Distributed System Labs

Some drafts and notes.

#1 MapReduce

test_mr.sh

mrcoordinator ./pg*txt

then multiple workers

mrworker ././mrapps/app.so

Workflow:

master awake, prepare rpc and splits. workers awake, prepare map/reduce functions and start asking for task.

master get M map tasks and R reduce tasks ready. picking up workers to assign
map workers read the splits and save the intermediate files, tell the master about the R locations(which files)
master receive task done msg, master picks workers to do reduce task, telling them the location of the R they are going to deal with.
reduce workers use rpc to read target R files from different map workers. once all read, sort them all by inter-key. reduce workers then iterate over the sorted data and do reduce func. the ouput of the func is appended to a final output file of this R partition. done, call master is done
once all done, master

Conclusion

So I suppose that this is not that hard since it didn’t take much time for me to accomplish the task. To be honest, the reason I’d been stuck for a little while when bash test-mr.sh is because the path of the file is incorrect (changed it to absolute path later ).

#2 Key/Value Server

To implement an in-memory server and clients. It’s pretty easy that there’s really no much to talk about.

Techniques Used

Still, using RPC to call remote functions
Using unique Ids to represent each of the clients and each request.

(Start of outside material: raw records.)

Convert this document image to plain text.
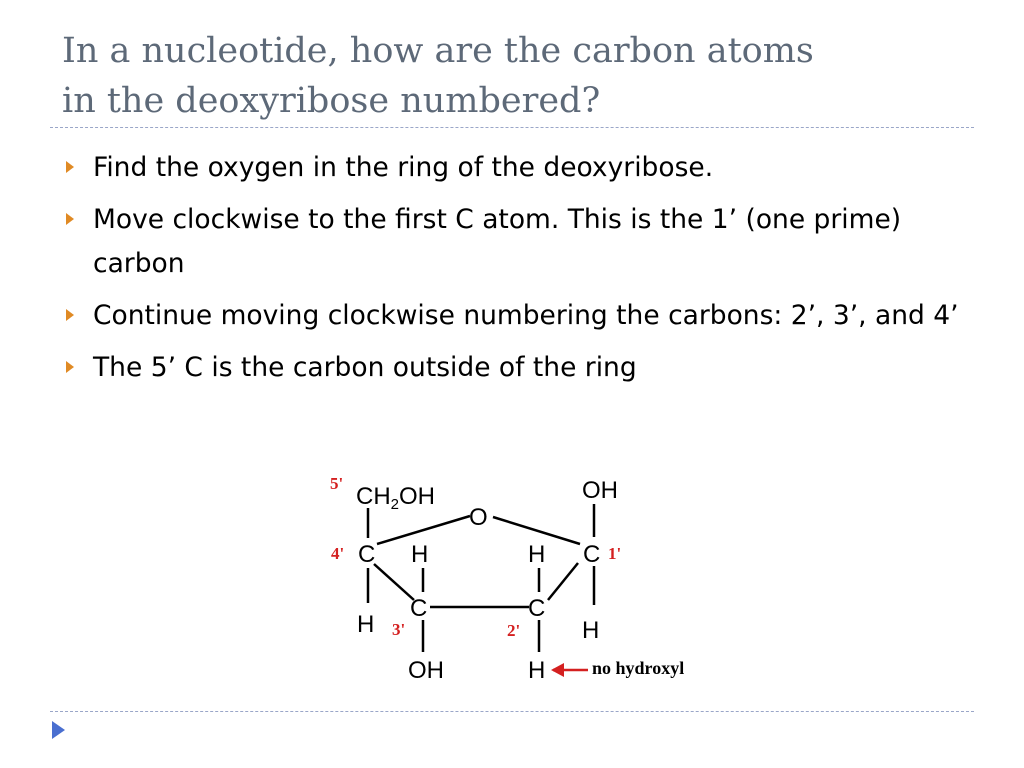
In a nucleotide, how are the carbon atoms
in the deoxyribose numbered?
Find the oxygen in the ring of the deoxyribose.
Move clockwise to the first C atom. This is the 1’ (one prime) carbon
Continue moving clockwise numbering the carbons: 2’, 3’, and 4’
The 5’ C is the carbon outside of the ring
$CH_2OH$
O
OH
C H	H C
C	C
H	H
OH	H
5'
4'	1'
3'	2'
no hydroxyl
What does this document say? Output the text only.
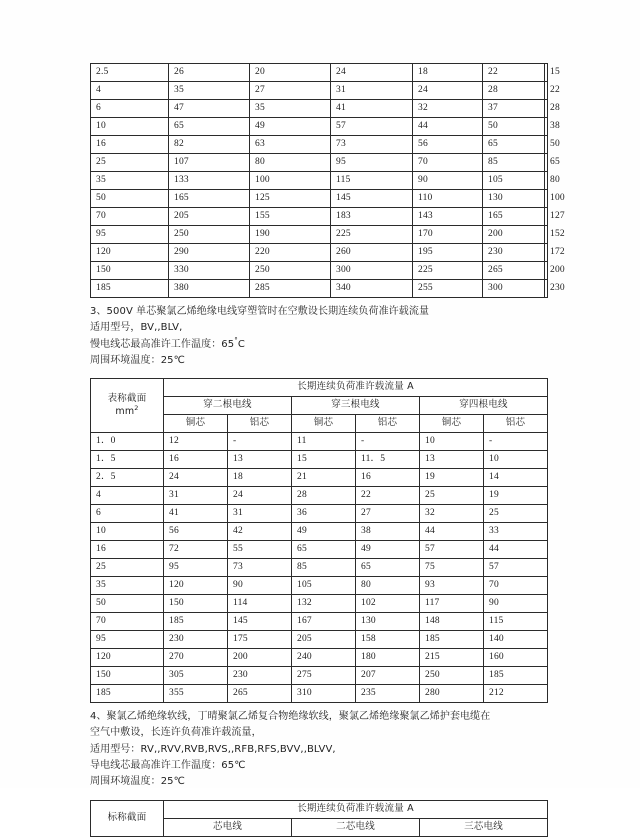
2.5	26	20	24	18	22	15
4	35	27	31	24	28	22
6	47	35	41	32	37	28
10	65	49	57	44	50	38
16	82	63	73	56	65	50
25	107	80	95	70	85	65
35	133	100	115	90	105	80
50	165	125	145	110	130	100
70	205	155	183	143	165	127
95	250	190	225	170	200	152
120	290	220	260	195	230	172
150	330	250	300	225	265	200
185	380	285	340	255	300	230
3、500V 单芯聚氯乙烯绝缘电线穿塑管时在空敷设长期连续负荷准许载流量
适用型号，BV,,BLV,
慢电线芯最高准许工作温度：65°C
周围环境温度：25℃
表称截面
$mm^2$	长期连续负荷准许载流量 A					
	穿二根电线		穿三根电线		穿四根电线	
	铜芯	铝芯	铜芯	铝芯	铜芯	铝芯
1．0	12	-	11	-	10	-
1．5	16	13	15	11．5	13	10
2．5	24	18	21	16	19	14
4	31	24	28	22	25	19
6	41	31	36	27	32	25
10	56	42	49	38	44	33
16	72	55	65	49	57	44
25	95	73	85	65	75	57
35	120	90	105	80	93	70
50	150	114	132	102	117	90
70	185	145	167	130	148	115
95	230	175	205	158	185	140
120	270	200	240	180	215	160
150	305	230	275	207	250	185
185	355	265	310	235	280	212
4、聚氯乙烯绝缘软线，丁晴聚氯乙烯复合物绝缘软线，聚氯乙烯绝缘聚氯乙烯护套电缆在
空气中敷设，长连许负荷准许载流量，
适用型号：RV,,RVV,RVB,RVS,,RFB,RFS,BVV,,BLVV,
导电线芯最高准许工作温度：65℃
周围环境温度：25℃
标称截面	长期连续负荷准许载流量 A		
	芯电线	二芯电线	三芯电线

2 Things blocked me for a while

A silly mistake - the fact is that Call() is executed only once, and then there’s a terrible infinite loop
```
 for ok := ck.Call("Server.Put", &args, &reply); !ok
```
Using Unique Ids to represent values instead of Reqs - bad things would happen when other clients change the record, hence causing duplicate put/append

Conclusion

The lab is marked Easy, which is true just that I am supposed to finish it in real quick.

#3 Raft

Election

I’ve drawn a figure listing out the summary of rules, check out:

state_transfer

Also, some variables and details as:

election_variables_rules

Log

The rule of log replication can be interpreted as the following graphs:

log_replication_basic

Demonstrating an unreliable test that I’d debugged for a while and Tips:

log_replication_atest

In order to back up faster, I also implement the following technique:

log_replication_quick_backup

By sending XTerm, XIndex, and Len back to the leader, the leader can then quickly decide what nextIndex[target] should be set and get rid of meaningless retries.